VYTAUTE TRIJONYTE
 HOMO (SOVIETICUS) 
In her work, Vytautė Trijonytė examines individual and collective memory revolving around cultural identity. She was born and grew up in Kaunas in Lithuania. Growing up in suburbia formed her initial close and intimate relationship with nature which resembles in her practice.
 
Studying and living abroad gave her an opportunity to reflect on past histories and memories in a new perspective. She was born and grew up after the collapse of the communist regime but still maintained the interest in consequences of historical events and social politics. That became a part of her curiosity and exploration in photography.
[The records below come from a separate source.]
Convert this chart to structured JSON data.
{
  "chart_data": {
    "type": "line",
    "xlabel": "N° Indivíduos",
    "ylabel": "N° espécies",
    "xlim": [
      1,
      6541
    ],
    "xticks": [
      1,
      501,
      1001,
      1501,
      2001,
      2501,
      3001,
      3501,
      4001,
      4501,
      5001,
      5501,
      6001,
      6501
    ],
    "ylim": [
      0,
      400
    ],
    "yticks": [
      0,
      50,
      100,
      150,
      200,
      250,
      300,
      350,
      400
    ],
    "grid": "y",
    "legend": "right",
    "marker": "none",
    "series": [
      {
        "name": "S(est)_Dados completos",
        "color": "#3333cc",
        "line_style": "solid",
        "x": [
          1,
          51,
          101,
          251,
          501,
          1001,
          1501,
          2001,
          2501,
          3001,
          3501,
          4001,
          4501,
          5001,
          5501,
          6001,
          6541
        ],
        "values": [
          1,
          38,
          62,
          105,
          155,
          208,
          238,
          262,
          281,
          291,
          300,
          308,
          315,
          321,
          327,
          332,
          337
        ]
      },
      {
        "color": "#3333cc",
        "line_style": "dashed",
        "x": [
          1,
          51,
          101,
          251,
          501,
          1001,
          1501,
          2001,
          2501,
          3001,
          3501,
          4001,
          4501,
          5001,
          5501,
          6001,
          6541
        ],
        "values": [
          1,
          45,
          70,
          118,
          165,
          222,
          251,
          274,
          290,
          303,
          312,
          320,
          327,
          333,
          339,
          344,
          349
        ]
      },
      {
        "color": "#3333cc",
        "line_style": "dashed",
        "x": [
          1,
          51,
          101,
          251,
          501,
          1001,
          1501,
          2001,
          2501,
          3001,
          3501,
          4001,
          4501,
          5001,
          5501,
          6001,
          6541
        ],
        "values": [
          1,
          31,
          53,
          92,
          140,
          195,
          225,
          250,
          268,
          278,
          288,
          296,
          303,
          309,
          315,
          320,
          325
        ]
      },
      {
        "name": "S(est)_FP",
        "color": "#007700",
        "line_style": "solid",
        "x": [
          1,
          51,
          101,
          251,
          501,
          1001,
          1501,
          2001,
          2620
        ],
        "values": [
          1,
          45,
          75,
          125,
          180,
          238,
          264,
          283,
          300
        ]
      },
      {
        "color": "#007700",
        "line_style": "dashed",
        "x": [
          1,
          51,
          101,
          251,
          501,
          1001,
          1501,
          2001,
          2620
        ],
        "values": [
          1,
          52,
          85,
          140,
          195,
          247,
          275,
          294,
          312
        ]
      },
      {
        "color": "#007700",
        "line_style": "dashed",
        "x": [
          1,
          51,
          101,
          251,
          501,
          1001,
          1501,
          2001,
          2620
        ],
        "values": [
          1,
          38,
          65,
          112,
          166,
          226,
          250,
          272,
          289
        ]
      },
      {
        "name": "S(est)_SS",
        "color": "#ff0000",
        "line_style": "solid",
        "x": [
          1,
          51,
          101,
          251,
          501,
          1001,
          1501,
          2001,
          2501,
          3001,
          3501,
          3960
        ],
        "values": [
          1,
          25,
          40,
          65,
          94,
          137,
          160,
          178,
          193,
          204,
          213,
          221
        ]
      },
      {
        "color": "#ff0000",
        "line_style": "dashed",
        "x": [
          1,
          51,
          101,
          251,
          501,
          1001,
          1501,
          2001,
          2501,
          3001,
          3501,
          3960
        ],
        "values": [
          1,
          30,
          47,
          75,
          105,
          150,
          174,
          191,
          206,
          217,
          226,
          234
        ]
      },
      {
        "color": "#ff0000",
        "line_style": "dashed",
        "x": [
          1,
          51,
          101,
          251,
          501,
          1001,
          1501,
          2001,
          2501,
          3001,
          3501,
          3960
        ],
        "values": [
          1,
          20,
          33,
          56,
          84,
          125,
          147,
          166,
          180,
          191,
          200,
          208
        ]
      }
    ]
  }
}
My work does not seek to explain and tell you the truth. It wants to construct and play with your mind and perception. It balances between documentary and fiction. My practice investigates social politics, history and memory, constructing narratives based on the experiential, the real and the imaginary. I am interested in how land relates to social and political history. The imagery seeks to show the sense of existing and a connection with the land, which has been affected by past histories. The landscape becomes a testament to our existence and the image of the author itself. The relationship between a human figure and space forms the basis of conceptualising my subject matter. Combining all elements together I create multi-layered narratives that become photographs.

 

My work is situated in Lithuania and explores notions of individual and collective memory and representations of personal and cultural identity. I am interested in how the land relates to social and political history. The relationship between a person and a space forms the basis of conceptualising my subject matter. Through working collaboratively with my father in a series of documented performances, the work is looking at the experiential, the real and the imaginary.

 

The imagery seeks to show the sense of belonging and a connection with the land, which has been affected by past histories of communism and political ideologies. The landscape becomes testament to our existence and actions. The piece of land that we stand on is bounded with us.